Perfect sacrifice. Unlike mass murderers, suicide bombers and other (non-)people who take other people’s lives in packs, serial maniacs have settled in cinema so firmly that it seems almost impossible to make any fresh film with their participation. Numerous horrors and slashers have turned this form of human essence into a simple formula - an interesting mask is formed with a sad story or a manneristic philosophy, after which textured visual murders, gallons of blood, screams, hoars and other classical attributes of the genre are added to these two elements. To somehow stand out against the background of monotonous pictures, there is only one way - to consider not the murders themselves, but what precedes them, to make the most important not the weapon that takes life, but the one who holds it, that is, to focus on the character of the maniac and his interaction with people, including future victims. A good example of the implementation of this strategy is Frank Halfon’s film “Maniac”, which, despite the banal title, boasts content with a reverse characterization, combining the story of the killer’s relationship with his ideal victim, the bloody candor of the unbridled slasher, a full-fledged portrait of the character of the classic serial maniac and an interesting approach to the visual part of the film. A couple of years before that, debutant Derek Lindeman, along with his painting “The Girl from the Calendar”, decided to act in a similar way – his work also tells how a seasoned killer meets the ideal victim and finds himself with her in a relationship closer than the last breath of a person gives the opportunity to watch. Only here the other elements present in the film are not as good as in the aforementioned “Maniac”.
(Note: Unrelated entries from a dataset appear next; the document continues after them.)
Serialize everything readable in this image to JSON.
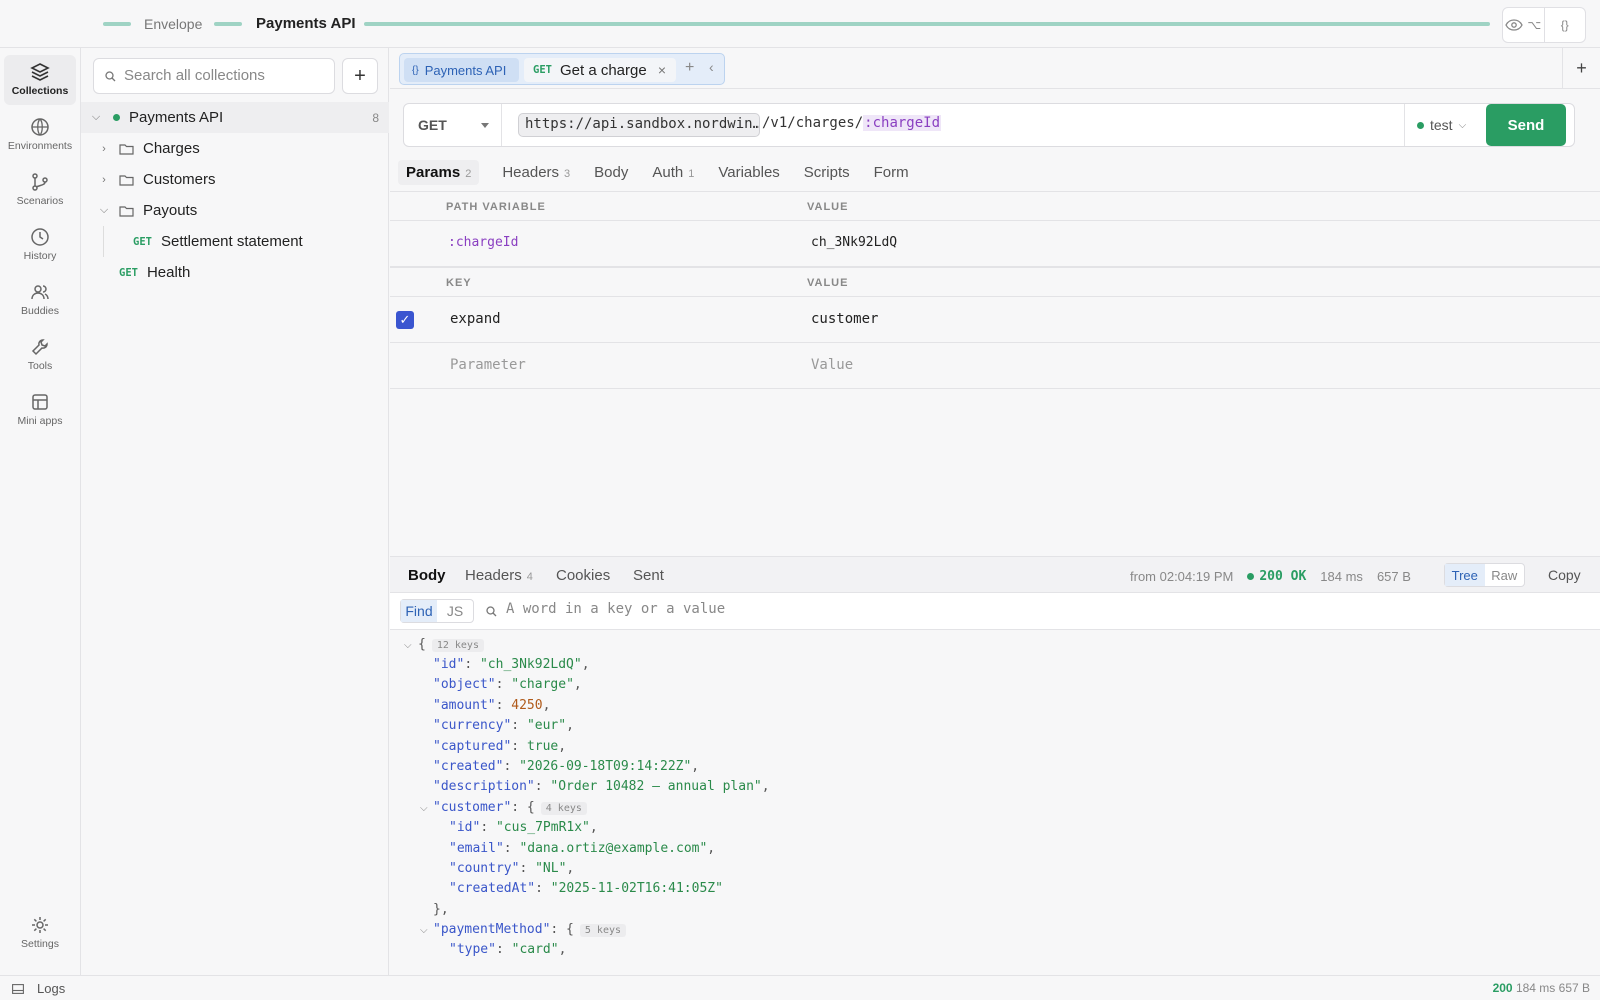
{
  "titlebar": {
    "breadcrumb_parent": "Envelope",
    "title": "Payments API"
  },
  "nav": {
    "items": [
      {
        "label": "Collections",
        "icon": "collections-icon"
      },
      {
        "label": "Environments",
        "icon": "globe-icon"
      },
      {
        "label": "Scenarios",
        "icon": "branch-icon"
      },
      {
        "label": "History",
        "icon": "clock-icon"
      },
      {
        "label": "Buddies",
        "icon": "users-icon"
      },
      {
        "label": "Tools",
        "icon": "wrench-icon"
      },
      {
        "label": "Mini apps",
        "icon": "layout-icon"
      }
    ],
    "settings_label": "Settings"
  },
  "collections": {
    "search_placeholder": "Search all collections",
    "root": {
      "name": "Payments API",
      "count": "8"
    },
    "folders": [
      "Charges",
      "Customers",
      "Payouts"
    ],
    "requests": [
      {
        "method": "GET",
        "name": "Settlement statement"
      },
      {
        "method": "GET",
        "name": "Health"
      }
    ]
  },
  "tabs": {
    "collection_tab": "Payments API",
    "request_method": "GET",
    "request_title": "Get a charge"
  },
  "request": {
    "method": "GET",
    "url_host": "https://api.sandbox.nordwin…",
    "url_path": "/v1/charges/",
    "url_var": ":chargeId",
    "environment": "test",
    "send_label": "Send"
  },
  "request_tabs": [
    {
      "label": "Params",
      "count": "2"
    },
    {
      "label": "Headers",
      "count": "3"
    },
    {
      "label": "Body",
      "count": ""
    },
    {
      "label": "Auth",
      "count": "1"
    },
    {
      "label": "Variables",
      "count": ""
    },
    {
      "label": "Scripts",
      "count": ""
    },
    {
      "label": "Form",
      "count": ""
    }
  ],
  "params": {
    "path_header_key": "PATH VARIABLE",
    "path_header_value": "VALUE",
    "path_var": {
      "key": ":chargeId",
      "value": "ch_3Nk92LdQ"
    },
    "query_header_key": "KEY",
    "query_header_value": "VALUE",
    "query": {
      "key": "expand",
      "value": "customer",
      "checked": true
    },
    "new_key_placeholder": "Parameter",
    "new_value_placeholder": "Value"
  },
  "response": {
    "tabs": [
      {
        "label": "Body",
        "count": ""
      },
      {
        "label": "Headers",
        "count": "4"
      },
      {
        "label": "Cookies",
        "count": ""
      },
      {
        "label": "Sent",
        "count": ""
      }
    ],
    "from_time": "from 02:04:19 PM",
    "status_code": "200 OK",
    "time": "184 ms",
    "size": "657 B",
    "view_tree": "Tree",
    "view_raw": "Raw",
    "copy_label": "Copy",
    "find_label": "Find",
    "js_label": "JS",
    "find_placeholder": "A word in a key or a value",
    "json_lines": [
      "{",
      "12 keys",
      "\"id\"",
      "\"ch_3Nk92LdQ\"",
      "\"object\"",
      "\"charge\"",
      "\"amount\"",
      "4250",
      "\"currency\"",
      "\"eur\"",
      "\"captured\"",
      "true",
      "\"created\"",
      "\"2026-09-18T09:14:22Z\"",
      "\"description\"",
      "\"Order 10482 — annual plan\"",
      "\"customer\"",
      "4 keys",
      "\"id\"",
      "\"cus_7PmR1x\"",
      "\"email\"",
      "\"dana.ortiz@example.com\"",
      "\"country\"",
      "\"NL\"",
      "\"createdAt\"",
      "\"2025-11-02T16:41:05Z\"",
      "},",
      "\"paymentMethod\"",
      "5 keys",
      "\"type\"",
      "\"card\""
    ]
  },
  "statusbar": {
    "logs_label": "Logs",
    "code": "200",
    "time": "184 ms",
    "size": "657 B"
  }
}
The first thing the director had to do was decide on the genre and make it more obvious. "Girl from the calendar" jumps between banal horror, with blood color of paint, a sad comedy about a modest diner and a stupid melodrama in which the main character has fans even among local homeless people. Not that the mixing of genres does not have the right to exist, but it is very difficult to cope with the debutant, especially if he chooses for his film the slippery theme that Derek Lindeman chose for himself. In his work, there is a lot of unnecessary information and unnecessary moves that do not allow the viewer to focus on the main idea and make less obvious what the author wants to say with the help of his heroine. And to tell him there is something - Lindeman managed to create an extremely textured character, which can never be said at first glance about the aggressive girl in black, who became in use after the appearance of the trilogy about Lisbeth Salander. Gradually, this heroine from the banal image of a gota-thorn, scaring people away, begins to turn into something closer to the character of many of us, namely, a person who denies death and believes that it can happen to anyone but her. For her, the possible contact with the darkest side of human nature is a matter of pride, and the death of a person she knew becomes the subject of scabby jokes. With this attitude, her “love” with a serial killer became a good move, which once again shows the heroine’s confidence in her own exceptionalism, that she can outplay death and not only take her away from herself, but also save others.
However, the director lacked the talent to seriously develop such a theme and focus on these two people and their interaction. Despite the fact that Lindeman talks extremely much about the everyday life of her character, it is mostly information that has no practical value - who she met, how she spent last new year and what kind of alcohol she prefers. Numerous sharpnesses, pronounced by her, at first help to better understand her character, but at a certain point they begin to get bored. The excess of information creates a huge number of motives for the action of the heroine after the discovery of the sinister truth, many of which even contradict each other, which in the end almost completely kills the texture of the image. The director also has a bad understanding of another character in his film, namely a serial killer, in whose image Lindeman shows a complete lack of knowledge about the subject of his cinematic research. All he says about him is either stereotypes created by cinema, such as the fact that all killers are “artists”, write in the newspapers and commit their atrocities on a schedule, or actions that contradict the very essence of the maniac, lovingly studied by hundreds of experts. And well, the Zodiac wrote messages to the print media and not all maniacs are amenable to classification, but this will not change the fact that the director of the film “Girl from the Calendar” could not dwell on one topic, which is why he got a naive picture where the friendship, love and native comfort of a local diner wins, which does not seem possible in the world of a person who is closely in touch with true evil.